At the first sign of pain, rest immediately and stretch the shin muscle for 30 seconds, repeating three times. Apply ice if available, or use a topical pain relief gel such as Biofreeze or Voltarol. If you are near a stream or river, immerse your lower leg in the cold water for 10–15 minutes — this reduces inflammation effectively and is a trick many experienced pilgrims swear by. Keeping well fuelled also supports recovery; our guide on snacks for walking the Camino has practical advice on maintaining your energy levels throughout the day.
In mild cases, yes — with rest, stretching, pain relief and reduced pace. Walk on soft surfaces where possible and avoid pushing through sharp or worsening pain. If the discomfort spreads or intensifies, stop and seek medical advice. Understanding how hard the first day of the Camino de Santiago is can help you pace yourself from the very start and reduce the risk of overloading your legs early on.
Increase your training mileage gradually — never more than 10% per week. Walk on varied surfaces, wear properly fitted footwear with good support, and consider orthotics if you have flat feet or high arches. Our six-month Camino Fitness Plan is structured specifically to build your fitness progressively and reduce the risk of overuse injuries like shin splints.

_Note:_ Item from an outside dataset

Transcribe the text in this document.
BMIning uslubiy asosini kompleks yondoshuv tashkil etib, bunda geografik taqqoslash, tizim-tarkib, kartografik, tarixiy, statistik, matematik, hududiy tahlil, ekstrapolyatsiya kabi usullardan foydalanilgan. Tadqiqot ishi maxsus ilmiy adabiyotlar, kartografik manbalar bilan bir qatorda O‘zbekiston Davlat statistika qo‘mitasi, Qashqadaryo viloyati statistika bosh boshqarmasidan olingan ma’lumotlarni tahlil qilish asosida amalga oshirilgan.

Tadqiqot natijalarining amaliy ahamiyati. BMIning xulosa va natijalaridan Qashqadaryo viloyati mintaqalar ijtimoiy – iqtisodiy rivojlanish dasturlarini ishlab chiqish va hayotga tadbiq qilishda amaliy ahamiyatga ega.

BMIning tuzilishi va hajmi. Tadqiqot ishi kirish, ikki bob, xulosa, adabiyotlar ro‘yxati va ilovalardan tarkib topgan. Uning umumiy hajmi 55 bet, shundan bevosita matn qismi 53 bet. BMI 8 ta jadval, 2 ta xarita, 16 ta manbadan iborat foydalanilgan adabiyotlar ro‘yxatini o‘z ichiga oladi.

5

Worn-out or poorly fitting boots are one of the leading causes of shin splints on the Camino. Choose lightweight, breathable footwear with adequate cushioning and arch support, and replace worn shoes before your trip. Always break in new footwear during training — never on the trail. For more on foot care, our guide on heel pain and plantar fasciitis covers related footwear advice in detail.